"Do you wish to send a return message?" asked the messenger boy.
"Tell the Speakers' Bureau and the pivotal States to go to the habitation of the accursed," exclaimed Bloodworth, trudging about the floor, holding the open telegram in both hands as though it was a heavy load.
The messenger boy backed out of the room and hurried away, glad to get out of the presence of the enraged Bloodworth.
"Confound it; I will not be ruined thus" said Bloodworth. Grasping his hat he hurried out of his house to the market. He soon returned and, thrusting a package down on a table in his kitchen, said, "Cook, feed me on fish at every meal. Get the very best fish. Here are some good ones. Begin at supper time. Fish is good for brain food, they say, and I need brains!"
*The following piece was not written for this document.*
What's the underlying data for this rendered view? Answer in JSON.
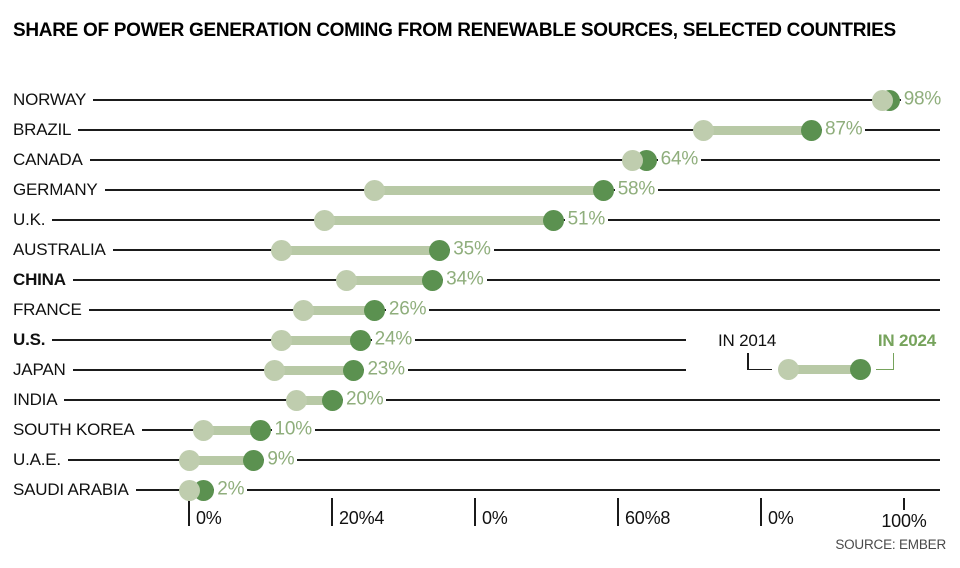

Bloodworth dieted himself on fish for a few days and then began the preparation of the speech with which he was to open his campaign tour in the pivotal states. After great labor the speech was at last finished, and Congressman Bloodworth invited a few intimate friends to hear him deliver it to them in private.
"Friends," said he to the select audience, "of late my mind (meaning Dorlan Warthell) has been a little erratic. It will not serve me as it once did. I have called you here to ask you to tell me whether much of its vigor has departed. If there is too great a gap between my past efforts and my present one, I shall retire from public life. Remember, gentlemen, how much depends on your decision, and be frank with me." Congressman Bloodworth then began his speech. With great effort his hearers refrained from laughter as they listened to what they thought was the most bunglesome address that ever came from the lips of a public servant in a civilized land.
"Mr. Bloodworth, for Heaven's sake, do not take the stump in this campaign. You will be the butt of ridicule of the entire nation." Such was the verdict rendered by one and acquiesced in by the others after listening to the speech.
Bloodworth now completely collapsed. "Gentlemen," he said between his sobs, "take me to my room. I am ill. I knew that a breakdown was due to a man who has worked as hard for his country as I have. Take me to my room, gentlemen."
Bloodworth was borne to his room and put to bed. He then dictated a telegram to the Speakers' Bureau, informing them of his illness and consequent inability to participate in the campaign.
The Hon. Hezekiah T. Bloodworth was removed to the city of R—— to a private sanitarium in order, he said, that he might receive the best medical attention. Each day he would lay abed feigning that he was sick. The doctors were unable to tell what was troubling their patient, but were quite content to have him remain with them, so handsomely were they being paid. Bulletins as to the state of his health were sent over the country daily.